Components and how they interact

As an administrator and user of VirusScan Enterprise, you should be familiar with its components and connections. The following figure shows these components for a basic environment.

Figure 1. VirusScan Enterprise components

Client system

This is where VirusScan Enterprise and optional McAfee Agent are installed and configured.
  • DAT files — Detection definition files, also called malware signatures, work with the scanning engine to identify and take action on threats.
  • Scan engine — Used to scan the files, folders, and disks on the client computer and compares them to the information in the DAT files for known viruses.
    Note: DAT files and scan engine are updated as needed using the Internet connection to McAfee Headquarters, or using the optional connections over the Enterprise Intranet to a designated server.
  • Artemis (Heuristic network check for suspicious files) — Looks for suspicious programs and DLLs running on client systems that are protected by VirusScan Enterprise.
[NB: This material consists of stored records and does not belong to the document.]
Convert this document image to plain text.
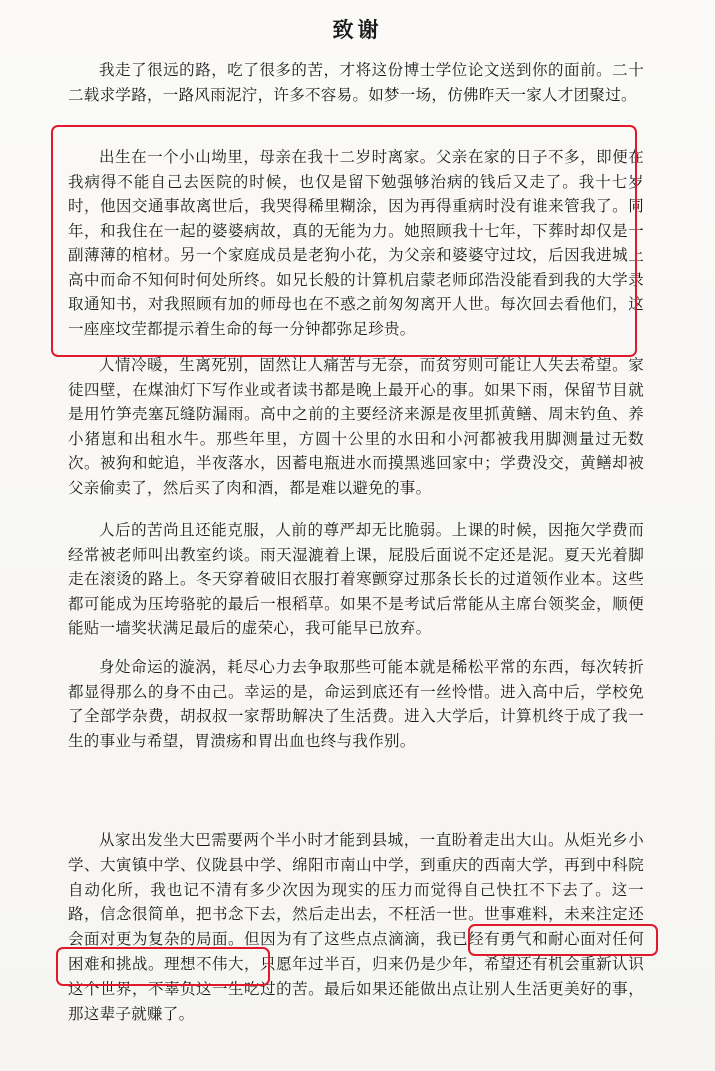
致谢

我走了很远的路，吃了很多的苦，才将这份博士学位论文送到你的面前。二十二载求学路，一路风雨泥泞，许多不容易。如梦一场，仿佛昨天一家人才团聚过。

出生在一个小山坳里，母亲在我十二岁时离家。父亲在家的日子不多，即便在我病得不能自己去医院的时候，也仅是留下勉强够治病的钱后又走了。我十七岁时，他因交通事故离世后，我哭得稀里糊涂，因为再得重病时没有谁来管我了。同年，和我住在一起的婆婆病故，真的无能为力。她照顾我十七年，下葬时却仅是一副薄薄的棺材。另一个家庭成员是老狗小花，为父亲和婆婆守过坟，后因我进城上高中而命不知何时何处所终。如兄长般的计算机启蒙老师邱浩没能看到我的大学录取通知书，对我照顾有加的师母也在不惑之前匆匆离开人世。每次回去看他们，这一座座坟茔都提示着生命的每一分钟都弥足珍贵。

人情冷暖，生离死别，固然让人痛苦与无奈，而贫穷则可能让人失去希望。家徒四壁，在煤油灯下写作业或者读书都是晚上最开心的事。如果下雨，保留节目就是用竹笋壳塞瓦缝防漏雨。高中之前的主要经济来源是夜里抓黄鳝、周末钓鱼、养小猪崽和出租水牛。那些年里，方圆十公里的水田和小河都被我用脚测量过无数次。被狗和蛇追，半夜落水，因蓄电瓶进水而摸黑逃回家中；学费没交，黄鳝却被父亲偷卖了，然后买了肉和酒，都是难以避免的事。

人后的苦尚且还能克服，人前的尊严却无比脆弱。上课的时候，因拖欠学费而经常被老师叫出教室约谈。雨天湿漉着上课，屁股后面说不定还是泥。夏天光着脚走在滚烫的路上。冬天穿着破旧衣服打着寒颤穿过那条长长的过道领作业本。这些都可能成为压垮骆驼的最后一根稻草。如果不是考试后常能从主席台领奖金，顺便能贴一墙奖状满足最后的虚荣心，我可能早已放弃。

身处命运的漩涡，耗尽心力去争取那些可能本就是稀松平常的东西，每次转折都显得那么的身不由己。幸运的是，命运到底还有一丝怜惜。进入高中后，学校免了全部学杂费，胡叔叔一家帮助解决了生活费。进入大学后，计算机终于成了我一生的事业与希望，胃溃疡和胃出血也终与我作别。

从家出发坐大巴需要两个半小时才能到县城，一直盼着走出大山。从炬光乡小学、大寅镇中学、仪陇县中学、绵阳市南山中学，到重庆的西南大学，再到中科院自动化所，我也记不清有多少次因为现实的压力而觉得自己快扛不下去了。这一路，信念很简单，把书念下去，然后走出去，不枉活一世。世事难料，未来注定还会面对更为复杂的局面。但因为有了这些点点滴滴，我已经有勇气和耐心面对任何困难和挑战。理想不伟大，只愿年过半百，归来仍是少年，希望还有机会重新认识这个世界，不辜负这一生吃过的苦。最后如果还能做出点让别人生活更美好的事，那这辈子就赚了。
When the real-time malware defense detects a suspicious program, it sends a DNS request containing a fingerprint of the suspicious file to a central database server hosted by McAfee Labs.
  • McAfee Agent (optional) — Provides secure communication between McAfee managed products and McAfee ePolicy Orchestrator server. The agent also provides local services like updating, logging, reporting events and properties, task scheduling, communication, and policy storage.

McAfee Headquarters

McAfee Headquarters, home to McAfee Labs and McAfee Technical Support, provides the following VirusScan Enterprise services:

Server

The optional server uses the following components to manage and update many client systems remotely:
  • ePolicy Orchestrator — Centrally manages and enforces VirusScan Enterprise policies, then uses queries and dashboards to track activity and detections.
    Note: This document addresses using ePolicy Orchestrator 4.5 and 4.6. For information about ePolicy Orchestrator, see the product documentation for your version.
  • DAT repository — Retrieves the DAT updates from the McAfee download site. From there, DAT files can be replicated throughout your organization, providing access for all other computers. This minimizes the amount of data transferred across your network by automating the process of copying updated files to your share sites.